Traditionally in charge of work placement and the administration of unemployment insurance, between 1934 and 1939 it became the Labour Administration’s job to identify workers for industries and branches of the economy that were important for rearmament. This was a particularly challenging task, given the overall labour shortage, and Marx shows in Chapter 2 how it rose to it by collecting mass amounts of data on the skills and occupations of German workers; whilst Chapter 3 examines how this information became the basis for coherent programmes for the entire economy during the war. Chapter 4, by contrast, highlights the limits of the Administration’s knowledge, particularly concerning how and where industries were deploying workers, and its efforts to overcome this through cooperation with other public authorities. Try as it might, however, industry remained a blind spot for the Labour Administration, severely hampering its ability to determine where, exactly, an increasingly stretched labour supply was best deployed.

Chapter 5 is arguably the book’s most important, addressing not only the Labour Administration’s role in the regime’s forced labour programme, but also the question of personal responsibility that underpins much research on Nazi atrocities. Contrary to previous research, in fact, Marx presents the Labour Administration as a beneficiary, rather than a victim, of Fritz Sauckel’s appointment as General Plenipotentiary for Labour in 1942, and thus as a central player in the forced labour programme. At the same time, he also proposes a model for assessing personal responsibility that looks less at administrators’ beliefs and more at how their actions deviated from the procedures the Labour Administration had put in place to achieve its goals. For it was mostly organisations that situated their members in the vicinity of mass crimes, and it was organisations which, to a large extent, determined the scope of their actions.

The book ends with a chapter on the Labour Administration’s role in the Protectorate of Bohemia and Moravia, and another on its efforts to continue directing workers to key areas of the economy as the regime collapsed. And, overall, there can be little doubt that it is a valuable addition to the literature on National Socialism, both the topic itself and how it challenges existing methodological paradigms. It is also based on a wide range of primary and secondary sources, and written in clear and concise style. At the same time, not everything Marx writes stands up to scrutiny. It is debatable, chiefly, that his analysis challenges the “polycracy” thesis. For this to be true, polycracy would have to be interpreted as meaning or resulting in administrative inefficiency, which he could have then countered with evidence of the Labour Administration’s efficiency. The truth, however, is that “polycracy” itself is subject of different interpretations, with some previously arguing that it contributed to efficiency in certain areas, not least the murder of the Jews.
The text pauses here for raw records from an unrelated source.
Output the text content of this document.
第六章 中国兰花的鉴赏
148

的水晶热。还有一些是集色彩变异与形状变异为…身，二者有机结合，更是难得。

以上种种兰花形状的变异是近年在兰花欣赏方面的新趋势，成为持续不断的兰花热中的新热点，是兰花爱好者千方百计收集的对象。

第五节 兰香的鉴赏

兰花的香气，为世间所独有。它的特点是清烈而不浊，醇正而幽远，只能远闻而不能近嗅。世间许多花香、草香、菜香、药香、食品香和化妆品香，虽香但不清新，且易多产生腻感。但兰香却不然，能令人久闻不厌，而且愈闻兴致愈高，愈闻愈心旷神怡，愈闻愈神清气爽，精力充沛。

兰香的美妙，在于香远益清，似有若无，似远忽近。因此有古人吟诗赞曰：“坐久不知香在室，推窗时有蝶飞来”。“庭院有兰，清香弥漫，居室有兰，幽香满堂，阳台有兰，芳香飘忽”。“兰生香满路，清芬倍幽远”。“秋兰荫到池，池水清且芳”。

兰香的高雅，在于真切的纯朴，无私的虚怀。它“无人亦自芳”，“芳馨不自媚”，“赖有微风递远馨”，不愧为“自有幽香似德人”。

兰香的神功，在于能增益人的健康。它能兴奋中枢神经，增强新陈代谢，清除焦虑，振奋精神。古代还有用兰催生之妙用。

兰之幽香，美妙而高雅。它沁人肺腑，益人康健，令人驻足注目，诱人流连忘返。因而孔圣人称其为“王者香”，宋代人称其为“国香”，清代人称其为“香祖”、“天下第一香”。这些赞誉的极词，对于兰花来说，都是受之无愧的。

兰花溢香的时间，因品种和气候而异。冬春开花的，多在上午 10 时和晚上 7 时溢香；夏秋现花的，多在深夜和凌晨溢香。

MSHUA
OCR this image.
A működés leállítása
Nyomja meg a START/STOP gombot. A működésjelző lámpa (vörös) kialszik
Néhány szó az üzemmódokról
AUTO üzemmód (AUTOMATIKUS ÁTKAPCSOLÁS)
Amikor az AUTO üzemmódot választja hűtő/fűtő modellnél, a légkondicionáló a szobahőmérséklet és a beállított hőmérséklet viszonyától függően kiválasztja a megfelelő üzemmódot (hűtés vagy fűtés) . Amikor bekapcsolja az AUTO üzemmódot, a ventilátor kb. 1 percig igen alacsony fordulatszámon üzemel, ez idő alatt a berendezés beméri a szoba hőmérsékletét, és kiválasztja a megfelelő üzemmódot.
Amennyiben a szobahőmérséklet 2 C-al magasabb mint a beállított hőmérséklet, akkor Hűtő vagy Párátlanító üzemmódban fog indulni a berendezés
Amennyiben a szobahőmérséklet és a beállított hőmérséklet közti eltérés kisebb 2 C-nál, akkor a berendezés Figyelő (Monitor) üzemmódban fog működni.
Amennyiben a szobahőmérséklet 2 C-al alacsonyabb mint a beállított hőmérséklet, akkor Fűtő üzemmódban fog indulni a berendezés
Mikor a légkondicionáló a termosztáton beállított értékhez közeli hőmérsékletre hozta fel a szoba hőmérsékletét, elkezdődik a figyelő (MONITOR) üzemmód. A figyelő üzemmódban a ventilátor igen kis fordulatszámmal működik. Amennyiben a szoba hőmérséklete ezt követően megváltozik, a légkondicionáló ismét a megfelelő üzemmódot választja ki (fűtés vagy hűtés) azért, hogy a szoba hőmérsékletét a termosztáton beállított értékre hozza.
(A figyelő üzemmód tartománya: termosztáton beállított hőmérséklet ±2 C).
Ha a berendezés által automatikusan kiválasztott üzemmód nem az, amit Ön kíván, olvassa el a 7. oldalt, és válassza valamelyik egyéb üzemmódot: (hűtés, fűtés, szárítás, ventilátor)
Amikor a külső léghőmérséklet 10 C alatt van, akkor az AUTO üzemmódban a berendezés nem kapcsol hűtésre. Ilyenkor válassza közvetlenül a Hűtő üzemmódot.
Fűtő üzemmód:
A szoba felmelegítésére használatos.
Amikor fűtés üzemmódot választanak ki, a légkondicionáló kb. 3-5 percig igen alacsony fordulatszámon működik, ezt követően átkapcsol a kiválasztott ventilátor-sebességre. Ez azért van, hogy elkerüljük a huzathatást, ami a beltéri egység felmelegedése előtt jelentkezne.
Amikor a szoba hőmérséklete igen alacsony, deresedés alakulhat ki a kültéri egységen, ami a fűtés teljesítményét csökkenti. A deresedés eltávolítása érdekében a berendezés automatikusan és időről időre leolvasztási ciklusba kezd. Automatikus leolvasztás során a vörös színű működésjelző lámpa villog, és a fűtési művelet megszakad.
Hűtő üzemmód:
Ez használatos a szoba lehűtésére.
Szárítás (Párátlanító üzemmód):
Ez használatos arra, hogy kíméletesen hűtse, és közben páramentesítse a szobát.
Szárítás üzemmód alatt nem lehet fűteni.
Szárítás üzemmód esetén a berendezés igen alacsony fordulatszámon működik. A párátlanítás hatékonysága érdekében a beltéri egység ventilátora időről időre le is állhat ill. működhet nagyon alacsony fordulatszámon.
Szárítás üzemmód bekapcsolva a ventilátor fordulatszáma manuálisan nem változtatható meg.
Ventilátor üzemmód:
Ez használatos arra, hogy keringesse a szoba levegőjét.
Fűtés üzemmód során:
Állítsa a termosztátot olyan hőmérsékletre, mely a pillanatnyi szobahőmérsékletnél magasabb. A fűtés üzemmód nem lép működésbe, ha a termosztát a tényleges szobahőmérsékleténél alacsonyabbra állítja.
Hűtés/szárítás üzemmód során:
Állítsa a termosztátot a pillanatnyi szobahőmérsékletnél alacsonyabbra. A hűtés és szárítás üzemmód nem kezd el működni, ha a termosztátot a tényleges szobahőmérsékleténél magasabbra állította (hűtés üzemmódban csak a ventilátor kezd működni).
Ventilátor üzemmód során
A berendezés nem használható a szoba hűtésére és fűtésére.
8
From a purely semantic perspective, moreover, one wonders whether the Labour Administration can be accurately described as a single organisation, when it actually comprised multiple organisations. Nor is much attention paid to what constitutes an organisation. But these are just minor criticisms, which in no way compromise the value and originality of the book.

Notes:
1 For a complete list of these studies see Christian Mentel / Niels Weise (eds.), Die zentralen deutschen Behörden und der Nationalsozialismus. Stand und Perspektiven der Forschung. Munich 2016.
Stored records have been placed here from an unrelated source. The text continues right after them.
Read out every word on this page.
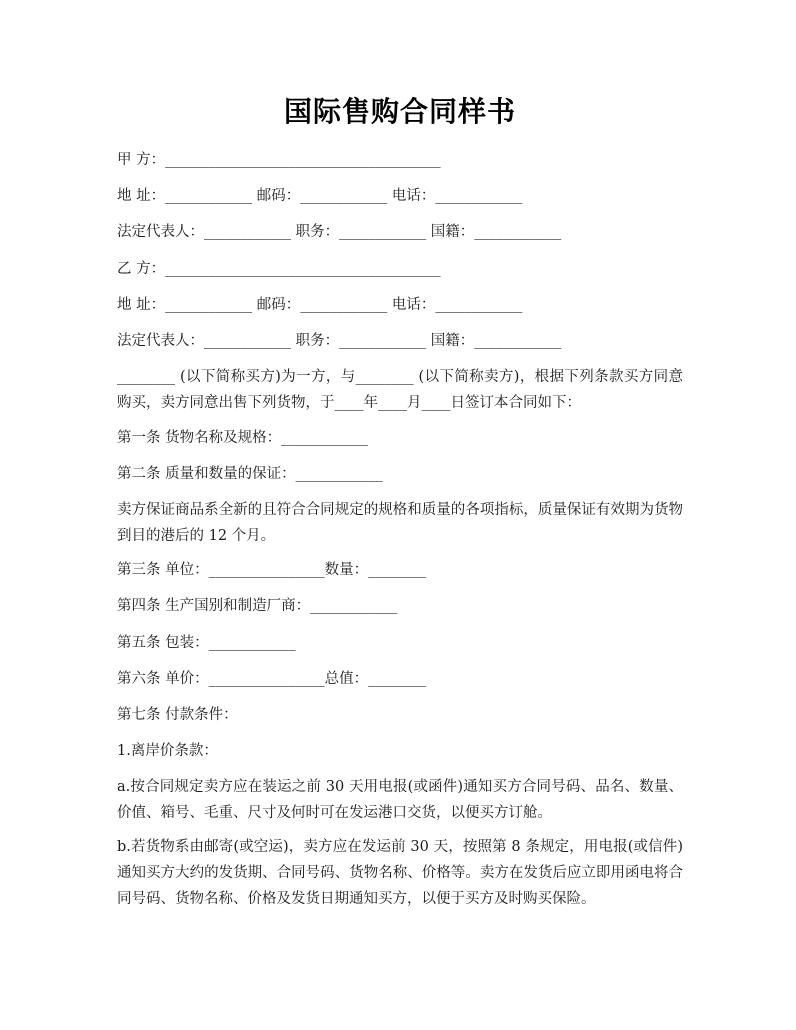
国际售购合同样书

甲 方：______________________________________

地 址：____________ 邮码：____________ 电话：____________

法定代表人：____________ 职务：____________ 国籍：____________

乙 方：______________________________________

地 址：____________ 邮码：____________ 电话：____________

法定代表人：____________ 职务：____________ 国籍：____________

________ (以下简称买方)为一方，与________ (以下简称卖方)，根据下列条款买方同意购买，卖方同意出售下列货物，于____年____月____日签订本合同如下：

第一条 货物名称及规格：____________

第二条 质量和数量的保证：____________

卖方保证商品系全新的且符合合同规定的规格和质量的各项指标，质量保证有效期为货物到目的港后的 12 个月。

第三条 单位：________________数量：________

第四条 生产国别和制造厂商：____________

第五条 包装：____________

第六条 单价：________________总值：________

第七条 付款条件：

1.离岸价条款：

a.按合同规定卖方应在装运之前 30 天用电报(或函件)通知买方合同号码、品名、数量、价值、箱号、毛重、尺寸及何时可在发运港口交货，以便买方订舱。

b.若货物系由邮寄(或空运)，卖方应在发运前 30 天，按照第 8 条规定，用电报(或信件)通知买方大约的发货期、合同号码、货物名称、价格等。卖方在发货后应立即用函电将合同号码、货物名称、价格及发货日期通知买方，以便于买方及时购买保险。
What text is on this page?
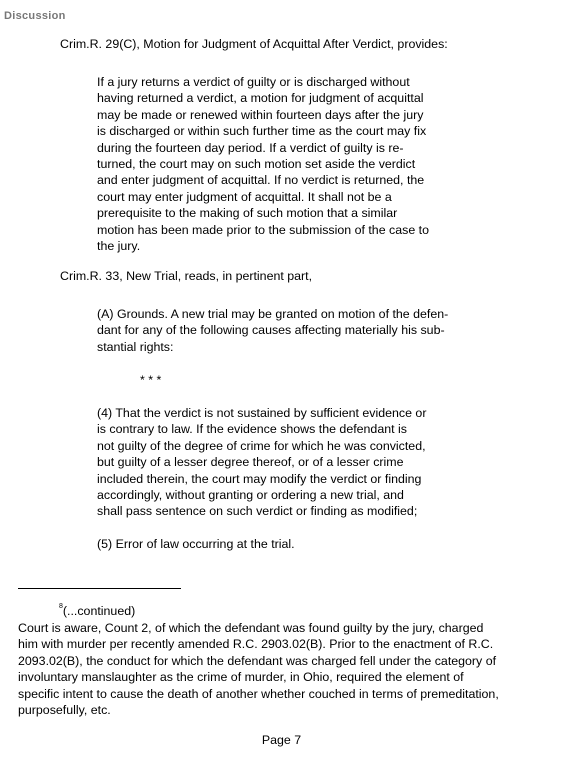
Discussion

Crim.R. 29(C), Motion for Judgment of Acquittal After Verdict, provides:

If a jury returns a verdict of guilty or is discharged without
having returned a verdict, a motion for judgment of acquittal
may be made or renewed within fourteen days after the jury
is discharged or within such further time as the court may fix
during the fourteen day period. If a verdict of guilty is re-
turned, the court may on such motion set aside the verdict
and enter judgment of acquittal. If no verdict is returned, the
court may enter judgment of acquittal. It shall not be a
prerequisite to the making of such motion that a similar
motion has been made prior to the submission of the case to
the jury.

Crim.R. 33, New Trial, reads, in pertinent part,

(A) Grounds. A new trial may be granted on motion of the defen-
dant for any of the following causes affecting materially his sub-
stantial rights:

* * *

(4) That the verdict is not sustained by sufficient evidence or
is contrary to law. If the evidence shows the defendant is
not guilty of the degree of crime for which he was convicted,
but guilty of a lesser degree thereof, or of a lesser crime
included therein, the court may modify the verdict or finding
accordingly, without granting or ordering a new trial, and
shall pass sentence on such verdict or finding as modified;
(5) Error of law occurring at the trial.

$^8$(...continued)

Court is aware, Count 2, of which the defendant was found guilty by the jury, charged
him with murder per recently amended R.C. 2903.02(B). Prior to the enactment of R.C.
2093.02(B), the conduct for which the defendant was charged fell under the category of
involuntary manslaughter as the crime of murder, in Ohio, required the element of
specific intent to cause the death of another whether couched in terms of premeditation,
purposefully, etc.

Page 7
2 Paul Seabury, The Wilhelmstraße. A Study of German Diplomats under the Nazi Regime. Berkeley and Los Angeles 1954; Christopher Browning, The Final Solution and the German Foreign Office. A Study of Referat D III of Abteilung Deutschland 1940–1943, New York 1978.
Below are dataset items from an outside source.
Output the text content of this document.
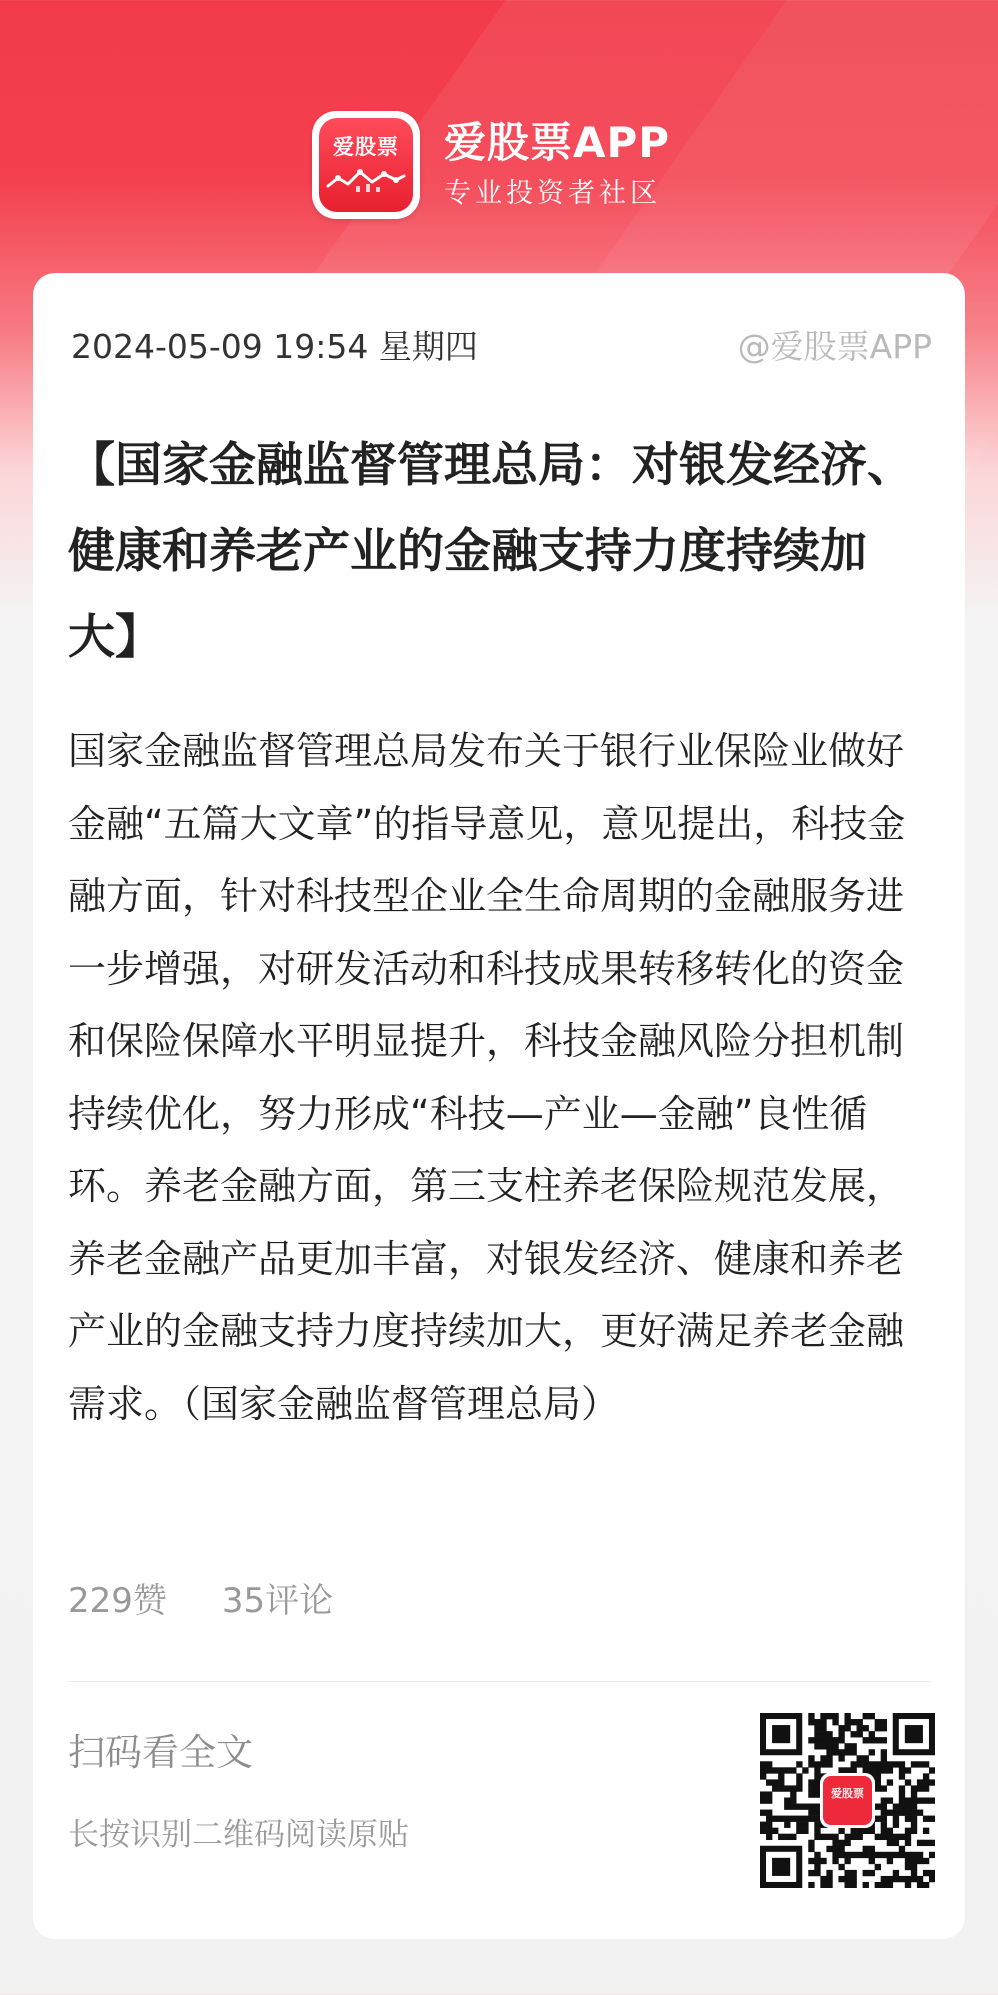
爱股票	爱股票APP
专业投资者社区
2024-05-09 19:54 星期四	@爱股票APP
【国家金融监督管理总局：对银发经济、健康和养老产业的金融支持力度持续加大】

国家金融监督管理总局发布关于银行业保险业做好金融“五篇大文章”的指导意见，意见提出，科技金融方面，针对科技型企业全生命周期的金融服务进一步增强，对研发活动和科技成果转移转化的资金和保险保障水平明显提升，科技金融风险分担机制持续优化，努力形成“科技—产业—金融”良性循环。养老金融方面，第三支柱养老保险规范发展，养老金融产品更加丰富，对银发经济、健康和养老产业的金融支持力度持续加大，更好满足养老金融需求。（国家金融监督管理总局）

229赞 35评论
扫码看全文
长按识别二维码阅读原贴
爱股票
3 Nationalrat der Nationalen Front des Demokratischen Republik Deutschland (ed.), Braunbuch. Kriegs- und Naziverbrecher in Der Bundesrepublik. Staat, Wirtschaft, Verwaltung, Armee, Justiz, Wissenschaft. Dritte Auflage, Berlin 1968.
4 Interview with Martin Sabrow, Nazis zählen reicht nicht, in: Die Zeit, 11.02.2016; Sören Eden, Henry Marx and Ulrike Schulz, Ganz normale Verwaltungen? Methodische Überlegungen zum Verhältnis von Individuum und Organisation am Beispiel des Reichsarbeitsministeriums 1919–1945, in: Vierteljahrshefte für Zeitgeschichte 66 (2018), pp. 487–520.